Coronaviruses generate double-stranded (ds) RNA intermediates during viral replication that can activate host immune sensors. To evade activation of the host pattern recognition receptor MDA5, coronaviruses employ Nsp15, which is a uridine-specific endoribonuclease. Nsp15 is proposed to associate with the coronavirus replication-transcription complex within double-membrane vesicles to cleave these dsRNA intermediates. How Nsp15 recognizes and processes dsRNA is poorly understood because previous structural studies of Nsp15 have been limited to small single-stranded (ss) RNA substrates. Here we present cryo-EM structures of SARS-CoV-2 Nsp15 bound to a 52nt dsRNA. We observed that the Nsp15 hexamer forms a platform for engaging dsRNA across multiple protomers. The structures, along with site-directed mutagenesis and RNA cleavage assays revealed critical insight into dsRNA recognition and processing. To process dsRNA Nsp15 utilizes a base-flipping mechanism to properly orient the uridine within the active site for cleavage. Our findings show that Nsp15 is a distinctive endoribonuclease that can cleave both ss- and dsRNA effectively.

摘要

冠状病毒在病毒复制过程中产生双链 (ds) RNA 中间体,这些中间体可以激活宿主免疫传感器。为了逃避宿主模式识别受体 MDA5 的激活,冠状病毒利用 Nsp15,它是一种尿嘧啶特异性内切核糖核酸酶。据推测,Nsp15 与双层膜囊泡内的冠状病毒复制转录复合物结合,以切割这些 dsRNA 中间体。
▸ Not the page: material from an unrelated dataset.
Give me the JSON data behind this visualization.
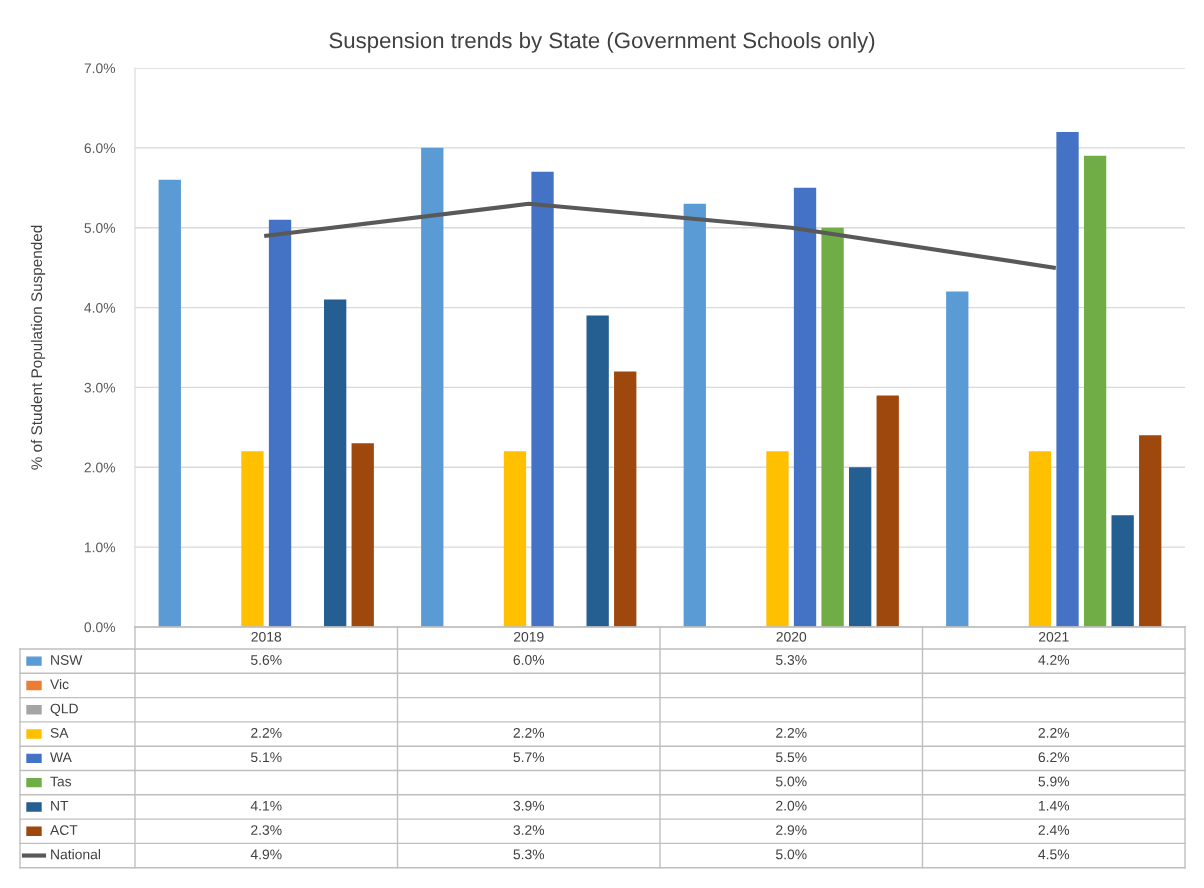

由于之前对 Nsp15 的结构研究仅限于小的单链 (ss) RNA 底物,因此人们对 Nsp15 如何识别和处理 dsRNA 知之甚少。在这里,我们展示了 SARS-CoV-2 Nsp15 与 52nt dsRNA 结合的冷冻电镜结构。我们观察到 Nsp15 六聚体形成了一个横跨多个原体结合 dsRNA 的平台。这些结构以及定点突变和 RNA 切割实验揭示了对 dsRNA 识别和处理的关键见解。为了处理 dsRNA,Nsp15 利用碱基翻转机制将活性位点内的尿嘧啶正确定向进行切割。我们的研究结果表明,Nsp15 是一种独特的内切核糖核酸酶,能够有效地切割 ssRNA 和 dsRNA。